E nonostante tutta la gioia e la chiarezza e il coraggio per poter tirare avanti la dura battaglia in mezzo al mondo operaio per realizzarvi i principi cristiani di rispetto della persona, della carità nei rapporti e della giustizia, che me ne sono venuti dalla Sua Enciclica "Mater et Magistra", non mi pare di avere sentito per Papa Giovanni della particolare riconoscenza e forse perchè ancora di più vorrei la Chiesa viva e vivente, nel mondo operaio, per una presenza di totale partecipazione non solo d'insegnamento e di magistero, ma anche concreto ed effettivo, come tanto ho sognato ai tempi quando ero prete operaio.
E' certo che il Concilio Ecumenico è qualcosa di cui sento tanta gratitudine verso Papa Giovanni.
Questo Suo chiamare la Chiesa universale allo scoperto e affrontare coraggiosamente i vuoti, le carenze, le mediocrità e cercare di rinnovare, colmare, rivedere e portare avanti, questo aprire le porte a tutti, chiamare, invitare, scongiurare all'unione, all'Amore, alla pace... povero vecchio, già malato e forse tanto stanco: sì, sì, tanta riconoscenza per questo Suo coraggio, per questa Sua meravigliosa forza di Fede in Dio, nella Chiesa, nell'umanità, per questo Suo credere nella onnipotenza della Verità e della Bontà.
E tutta la gratitudine è andata crescendo per l'enciclica «Pacem in terris», questa improvvisa e appassionata riconsacrazione della Chiesa in ordine alle sue finalità temporali e terrene, ma soltanto per essere incarnazione fra tutte le genti della «pace fondata sulla Verità, sulla Giustizia, sull'Amore, sulla libertà».
Ad ogni giorno e sempre più, con crescendo meraviglioso e miracoloso, per opera Sua la Chiesa è come uscita dal chiuso, da limiti e confini e si è andata allargando, espandendo nella considerazione degli uomini, in una stima nuova, in una simpatia insospettata. E sempre più l'umanità dispersa sulla terra e tutta impegnata nei suoi problemi, si è alzata a guardare, voltandosi verso il papa, raccogliendosi ad ascoltare la Sua Parola, serenamente aprendosi ad accogliere la dolcezza della Sua Bontà,
Quell'agonia di quattro giorni di papa Giovanni e il Suo sereno morire ha fatto conoscere il Cristianesimo e ha parlato del Mistero di Cristo, fino al punto che l'umanità intera e con immensa trepidazione e con partecipazione incredibile, è stata intorno al letto di un uomo che muore cristianamente.
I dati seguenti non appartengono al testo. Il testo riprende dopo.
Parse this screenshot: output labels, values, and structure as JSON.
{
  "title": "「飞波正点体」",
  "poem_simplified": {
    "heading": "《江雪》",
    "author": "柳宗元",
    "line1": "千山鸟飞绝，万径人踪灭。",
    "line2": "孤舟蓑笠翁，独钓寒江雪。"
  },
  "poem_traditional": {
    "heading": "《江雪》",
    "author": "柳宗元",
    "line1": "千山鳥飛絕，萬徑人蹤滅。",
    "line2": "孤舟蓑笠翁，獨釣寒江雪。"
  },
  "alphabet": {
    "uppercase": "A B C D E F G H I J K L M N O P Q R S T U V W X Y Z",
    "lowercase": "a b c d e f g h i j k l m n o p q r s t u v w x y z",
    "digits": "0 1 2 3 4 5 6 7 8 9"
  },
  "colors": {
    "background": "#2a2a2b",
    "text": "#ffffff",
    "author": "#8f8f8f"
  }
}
Per la prima volta nella storia dell'umanità, per il Papa Giovanni, per il Suo pontificato e per la Sua agonia e morte, la Chiesa, Gesù Cristo, Dio, il mistero dell'esistenza terrena e eterna, sono stati al centro dell'umanità, il cuore dell'umanità, l'Amore dell'umanità, vincolo di unione, punto d'incontro di tutta l'umanità.
E tutto questo non per virtù e mezzi umani: non per intelligenza, cultura, ricchezza, potenza, e grandezza, ma per l'umile dolcezza, per il cuore interamente aperto, per l'Amore senza limiti e stanchezze, per la Bontà inesauribile, per una Fede incrollabile in Dio, in Gesù Cristo, negli uomini tutti.
Esaltazione di Lui, di Papa Giovanni, ma in modo chiaro e scoperto, anche se per molti indiretto, esaltazione del Cristianesimo, della Parola e dell'esempio di Cristo.
Papa Giovanni ha testimoniato cosa può il vero Cristianesimo di Gesù Cristo sul cuore dell'umanità. E ha testimoniato come e quanto la Chiesa di Gesù Cristo possa essere viva e operante il Mistero Cristiano nella storia dell'umanità.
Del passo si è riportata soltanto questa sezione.